Many hypotheses were advanced and tested in numerous selleck inhibitor taxa regarding possible direct and indirect fitness benefits that females might derive from polyandry (e.g. Keller & Reeve, 1995; Yasui, 1998; Jennions & Petrie, 2000; Möller & Jennions, 2001). Of course, multiple mating was recognized to have potential downsides as well (such as the risk of contracting sexually transmitted diseases), but overall the bulk of the research effort went into understanding why females (in addition to males) often take multiple mates. Recent
surveys of the literature on genetic parentage in ‘pregnant’ vertebrate and invertebrate animals (Avise & Liu, 2010, 2011; Avise, Tatarenkov & Liu, 2011) have confirmed that the majority of broods do indeed consist of multiple full-sib cohorts, meaning that a gestating parent typically had several successful mates. Much more surprising, however, were two additional genetic observations: (1) the overall numbers and frequency distributions click here of mates per brood proved to be remarkably similar across invertebrate and vertebrate taxa; and (2) numbers of mates per pregnancy (typically about 2–5) were much lower than they theoretically could have been given the resolving powers of the molecular markers employed and given the large brood sizes (often with dozens to thousands of embryos) in many of the species assayed. The authors
of these review articles concluded that the explanation probably has to do not only with the balance between the costs and benefits of multiple mating but also with the finite logistical opportunities for successful mating events during each breeding season or episode.
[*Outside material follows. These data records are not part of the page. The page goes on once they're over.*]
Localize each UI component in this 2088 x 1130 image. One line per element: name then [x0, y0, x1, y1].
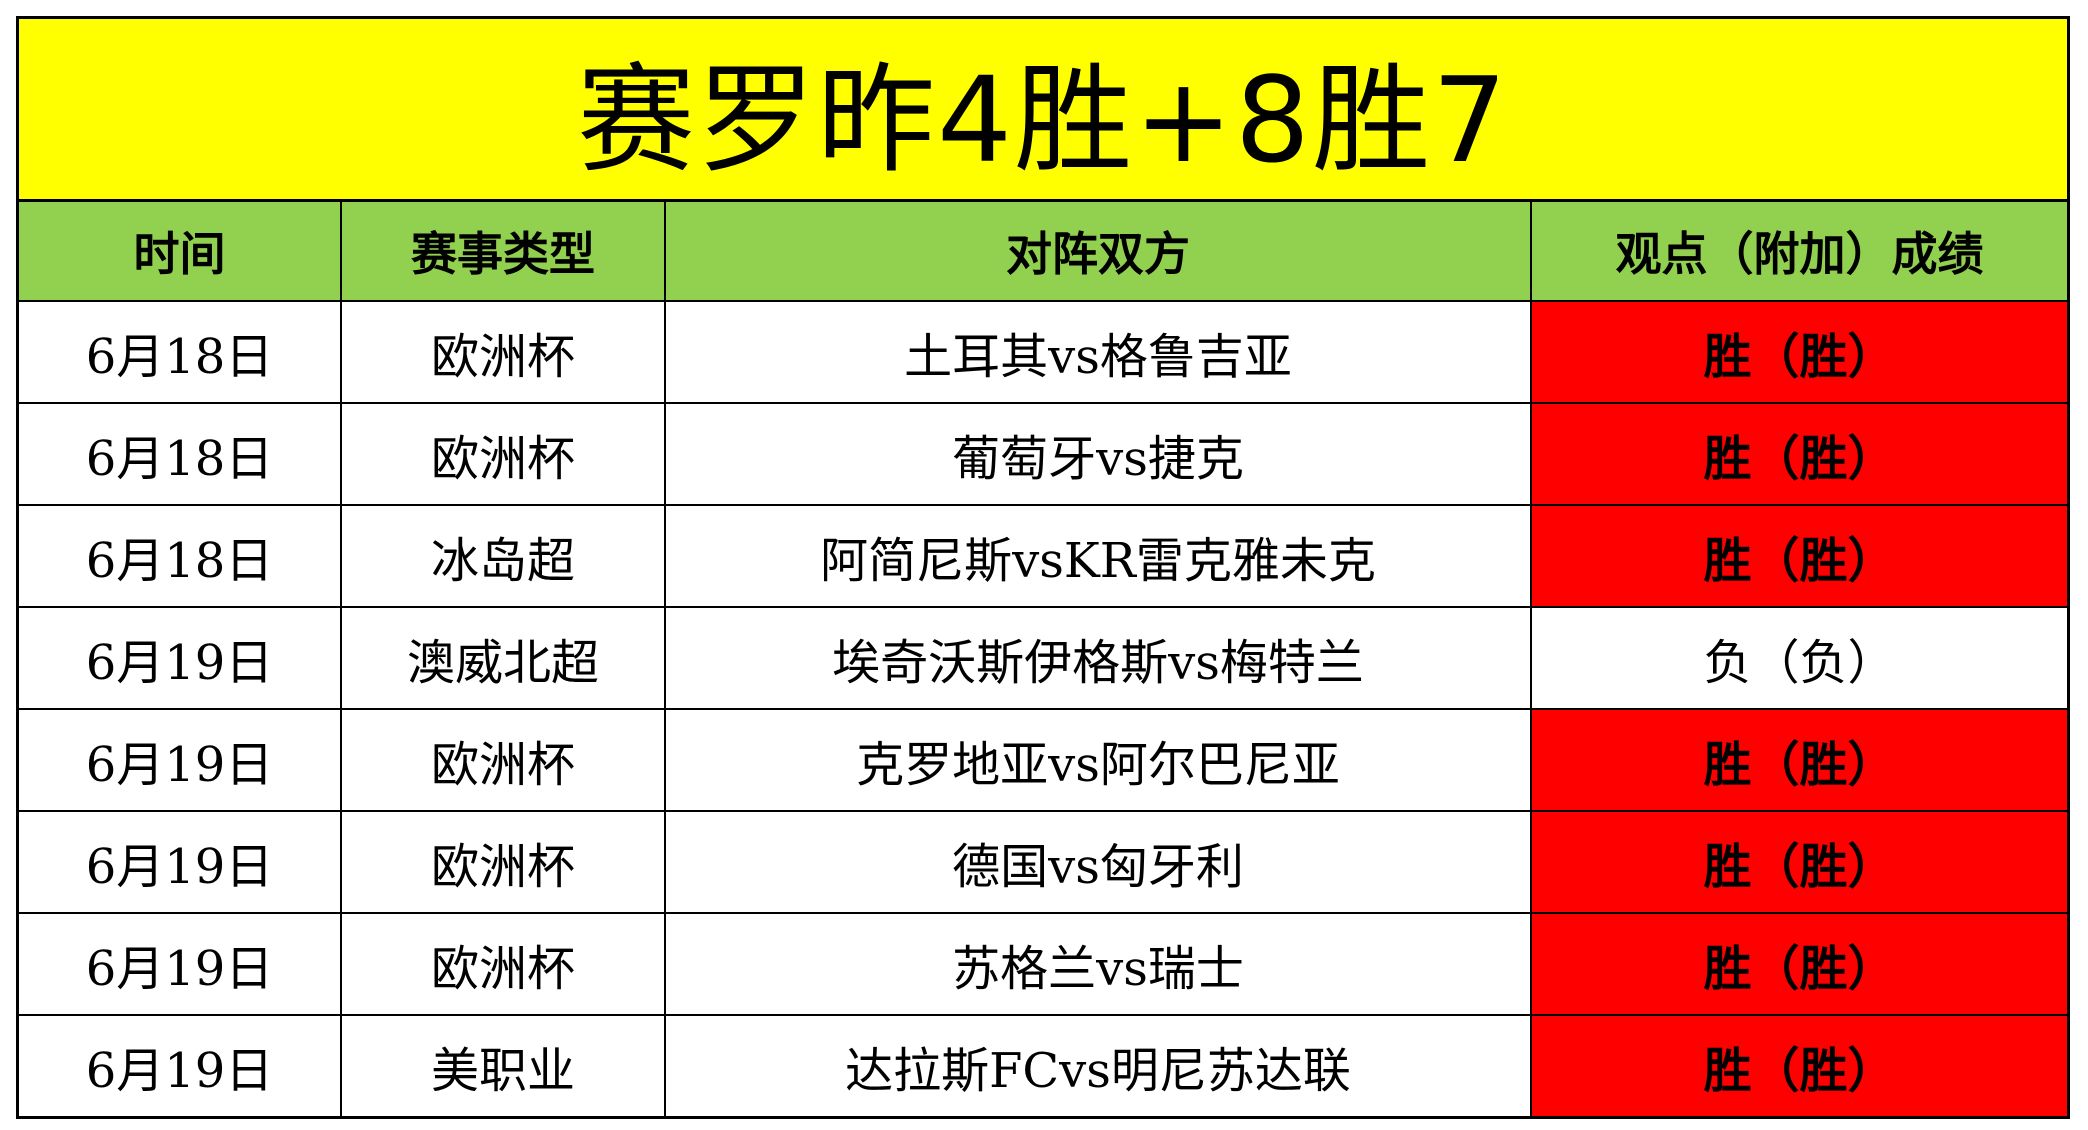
- league-cell: 欧洲杯: [340, 810, 666, 914]
- table-row: 6月19日 澳威北超 埃奇沃斯伊格斯vs梅特兰 负（负）: [19, 606, 2067, 710]
- match-cell: 德国vs匈牙利: [664, 810, 1532, 914]
- result-cell: 胜（胜）: [1530, 810, 2067, 914]
- table-row: 6月18日 欧洲杯 土耳其vs格鲁吉亚 胜（胜）: [19, 300, 2067, 404]
- match-cell: 阿简尼斯vsKR雷克雅未克: [664, 504, 1532, 608]
- results-table: 时间 赛事类型 对阵双方 观点（附加）成绩 6月18日 欧洲杯 土耳其vs格鲁吉…: [19, 202, 2067, 1116]
- league-cell: 澳威北超: [340, 606, 666, 710]
- league-cell: 欧洲杯: [340, 708, 666, 812]
- table-header: 时间 赛事类型 对阵双方 观点（附加）成绩: [19, 202, 2067, 302]
- header-result: 观点（附加）成绩: [1530, 202, 2067, 302]
- results-sheet: 赛罗昨4胜+8胜7 时间 赛事类型 对阵双方 观点（附加）成绩 6月18日 欧洲…: [16, 16, 2070, 1119]
- result-cell: 胜（胜）: [1530, 504, 2067, 608]
- date-cell: 6月19日: [19, 1014, 342, 1116]
- match-cell: 埃奇沃斯伊格斯vs梅特兰: [664, 606, 1532, 710]
- header-match: 对阵双方: [664, 202, 1532, 302]
- result-cell: 胜（胜）: [1530, 1014, 2067, 1116]
- table-body: 6月18日 欧洲杯 土耳其vs格鲁吉亚 胜（胜） 6月18日 欧洲杯 葡萄牙vs…: [19, 300, 2067, 1116]
- league-cell: 欧洲杯: [340, 300, 666, 404]
- date-cell: 6月18日: [19, 402, 342, 506]
- header-league: 赛事类型: [340, 202, 666, 302]
- match-cell: 克罗地亚vs阿尔巴尼亚: [664, 708, 1532, 812]
- result-cell: 胜（胜）: [1530, 402, 2067, 506]
- league-cell: 美职业: [340, 1014, 666, 1116]
- sheet-title: 赛罗昨4胜+8胜7: [19, 19, 2067, 202]
- header-row: 时间 赛事类型 对阵双方 观点（附加）成绩: [19, 202, 2067, 302]
- table-row: 6月19日 欧洲杯 苏格兰vs瑞士 胜（胜）: [19, 912, 2067, 1016]
- result-cell: 胜（胜）: [1530, 708, 2067, 812]
- match-cell: 苏格兰vs瑞士: [664, 912, 1532, 1016]
- table-row: 6月18日 欧洲杯 葡萄牙vs捷克 胜（胜）: [19, 402, 2067, 506]
- date-cell: 6月19日: [19, 708, 342, 812]
- table-row: 6月19日 欧洲杯 克罗地亚vs阿尔巴尼亚 胜（胜）: [19, 708, 2067, 812]
- date-cell: 6月19日: [19, 810, 342, 914]
- table-row: 6月19日 美职业 达拉斯FCvs明尼苏达联 胜（胜）: [19, 1014, 2067, 1116]
- date-cell: 6月18日: [19, 300, 342, 404]
- table-row: 6月18日 冰岛超 阿简尼斯vsKR雷克雅未克 胜（胜）: [19, 504, 2067, 608]
- league-cell: 冰岛超: [340, 504, 666, 608]
- match-cell: 达拉斯FCvs明尼苏达联: [664, 1014, 1532, 1116]
- date-cell: 6月19日: [19, 912, 342, 1016]
- result-cell: 胜（胜）: [1530, 300, 2067, 404]
- header-date: 时间: [19, 202, 342, 302]
- match-cell: 葡萄牙vs捷克: [664, 402, 1532, 506]
- date-cell: 6月19日: [19, 606, 342, 710]
- date-cell: 6月18日: [19, 504, 342, 608]
- table-row: 6月19日 欧洲杯 德国vs匈牙利 胜（胜）: [19, 810, 2067, 914]
- result-cell: 胜（胜）: [1530, 912, 2067, 1016]
- match-cell: 土耳其vs格鲁吉亚: [664, 300, 1532, 404]
- league-cell: 欧洲杯: [340, 402, 666, 506]
- league-cell: 欧洲杯: [340, 912, 666, 1016]
- result-cell: 负（负）: [1530, 606, 2067, 710]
Depending on the species, constraints on mate acquisition might include ecological and natural-history factors such as low population densities, short mating seasons, poor vagilities, lengthy courtships, and perhaps even post-copulatory phenomena such as sperm competition and cryptic female choice of sperm (Birkhead & Pizzari, 2002; Eberhard, 2009), the net effect
being to truncate mate numbers even in animal species with huge broods and high frequencies of polygamy. Such mating-constraint hypotheses can be viewed as null models for reproductive behaviors Liothyronine Sodium in nature (Hubbell & Johnson, 1987; Gowaty & Hubbell, 2009), in which case logistical considerations offer a different perspective on mating systems that might help to counterbalance traditional interpretations based on polyandry’s purported selective advantages. For example, before invoking a selective explanation for genetic polygamy in any focal species, an important question might be whether the mean number of successful mates per brooder statistically exceeds or does not exceed the suspected rate of mate encounters given each species’ particular biology and ecology.